The dust from a day of driving over the Serengeti plains is horrendous and we look forward to having a bath back the lodge. Once the bath tub has been filled we are shocked by the water. It looks like it has already been used by many people before. It is cloudy and deep brown and smells horribly of chlorine. The desire to wash off the dust and sweat is so immense that regardless of the color and smell we jump in.

The soup for dinner they call minestrone, DAVE would call that a flavorless vegetable broth with a bit of garnish. In a few days’ time we will conclude that it is pretty normal to serve flavorless soups in Tanzania. The salt and pepper shaker are fortunately on every table. Despite the soup, the remaining four-course dinner is nice.
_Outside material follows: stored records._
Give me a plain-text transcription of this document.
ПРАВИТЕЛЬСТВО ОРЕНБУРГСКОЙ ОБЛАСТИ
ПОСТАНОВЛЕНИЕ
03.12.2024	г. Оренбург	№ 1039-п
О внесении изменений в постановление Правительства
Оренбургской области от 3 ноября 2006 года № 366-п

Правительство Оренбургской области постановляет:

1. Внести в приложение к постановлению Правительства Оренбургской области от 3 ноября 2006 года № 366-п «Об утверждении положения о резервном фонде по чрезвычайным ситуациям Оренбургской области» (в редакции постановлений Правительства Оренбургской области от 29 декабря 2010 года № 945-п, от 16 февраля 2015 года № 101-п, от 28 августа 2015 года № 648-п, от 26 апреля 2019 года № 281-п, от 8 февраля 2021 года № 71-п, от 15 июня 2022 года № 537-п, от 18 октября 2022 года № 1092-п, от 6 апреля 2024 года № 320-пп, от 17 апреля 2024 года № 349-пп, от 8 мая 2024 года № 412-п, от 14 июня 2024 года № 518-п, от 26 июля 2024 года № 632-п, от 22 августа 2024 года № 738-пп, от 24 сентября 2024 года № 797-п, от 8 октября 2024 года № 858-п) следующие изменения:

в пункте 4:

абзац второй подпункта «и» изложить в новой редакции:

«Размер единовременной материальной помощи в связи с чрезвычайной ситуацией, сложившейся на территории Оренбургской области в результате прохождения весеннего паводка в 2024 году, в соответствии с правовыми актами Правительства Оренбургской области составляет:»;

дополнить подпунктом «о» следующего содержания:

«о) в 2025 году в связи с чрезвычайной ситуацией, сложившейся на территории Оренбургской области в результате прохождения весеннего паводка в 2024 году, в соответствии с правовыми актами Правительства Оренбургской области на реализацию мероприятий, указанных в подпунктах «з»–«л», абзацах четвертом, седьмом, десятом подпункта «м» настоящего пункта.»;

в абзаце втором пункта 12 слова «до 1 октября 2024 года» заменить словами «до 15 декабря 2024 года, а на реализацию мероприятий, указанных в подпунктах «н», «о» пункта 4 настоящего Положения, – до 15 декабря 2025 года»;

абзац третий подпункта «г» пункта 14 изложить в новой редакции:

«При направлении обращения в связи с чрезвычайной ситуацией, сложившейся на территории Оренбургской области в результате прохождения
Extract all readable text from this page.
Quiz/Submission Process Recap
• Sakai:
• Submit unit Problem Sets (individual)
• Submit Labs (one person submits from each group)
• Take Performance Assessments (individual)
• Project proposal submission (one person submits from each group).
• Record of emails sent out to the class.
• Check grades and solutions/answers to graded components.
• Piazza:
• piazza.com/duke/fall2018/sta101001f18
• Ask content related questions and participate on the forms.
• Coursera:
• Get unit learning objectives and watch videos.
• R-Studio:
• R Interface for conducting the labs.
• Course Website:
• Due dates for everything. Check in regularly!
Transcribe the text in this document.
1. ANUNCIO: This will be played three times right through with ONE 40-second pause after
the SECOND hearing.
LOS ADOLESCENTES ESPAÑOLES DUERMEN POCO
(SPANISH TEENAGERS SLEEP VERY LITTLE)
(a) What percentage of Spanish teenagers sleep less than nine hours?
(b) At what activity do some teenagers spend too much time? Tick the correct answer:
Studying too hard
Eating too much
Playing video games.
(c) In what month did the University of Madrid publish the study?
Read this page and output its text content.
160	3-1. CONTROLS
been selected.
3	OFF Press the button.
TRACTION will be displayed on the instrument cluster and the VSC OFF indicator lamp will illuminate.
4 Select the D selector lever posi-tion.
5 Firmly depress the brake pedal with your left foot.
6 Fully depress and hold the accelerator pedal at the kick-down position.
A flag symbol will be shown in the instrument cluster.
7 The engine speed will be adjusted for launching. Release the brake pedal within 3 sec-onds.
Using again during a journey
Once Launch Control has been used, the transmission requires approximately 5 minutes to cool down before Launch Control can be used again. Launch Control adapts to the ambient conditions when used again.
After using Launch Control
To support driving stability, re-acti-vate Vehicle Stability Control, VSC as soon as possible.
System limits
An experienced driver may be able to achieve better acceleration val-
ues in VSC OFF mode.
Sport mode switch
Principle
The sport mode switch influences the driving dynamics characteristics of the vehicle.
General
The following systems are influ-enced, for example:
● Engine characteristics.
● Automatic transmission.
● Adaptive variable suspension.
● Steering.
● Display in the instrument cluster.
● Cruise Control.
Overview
Take short walk to the souvenir shop and you will find the restaurant and kitchen staff members dancing and chanting in the restaurant. DAVE had mentioned that they do this every night to welcome the guests to the lodge.

African Photo Safari Tips

1. Bracket the difficult exposures if shooting film, or learn how to read histograms on digital cameras. When photographing wildlife, you typically have dark bodies against light backgrounds, which are one of the most difficult situations to expose for. An incident meter is also a great idea.

2. Know your equipment before you depart for your safari trip. Learning to use a new camera in the field will most likely end up as that of a test.

3. Bring along a bean bag, or some other means to support your camera. A stable camera platform is preferable to hand holding. I prefer the Kinesis Safari Sack product. Bring the longest lens that you can afford. There will be many shots that will be close, and there will be many that are far away. Having the best tool for the job will definitely help. In 35mm terms, a 400mm lens is a great starting point.

4. You should try and take your best photographs within the first hour of sunlight, and the last hour of sunlight. The closer the sun is to the horizon, the warmer and more dramatic your shots will be.

5. Try to practice the 'rule of thirds'. By offsetting your subject away from the center of the frame, you will create nice negative space that has balance and harmony to your images.

6. At the very end of the day, when the sun is below the horizon, flash photography is a must. I have found that a Better Beamer or Flash X-Tender attached to your flash can illuminate wildlife farther away than you might think. Better Beamers are also great to put the catch light in the eyes of a far away mammal or bird.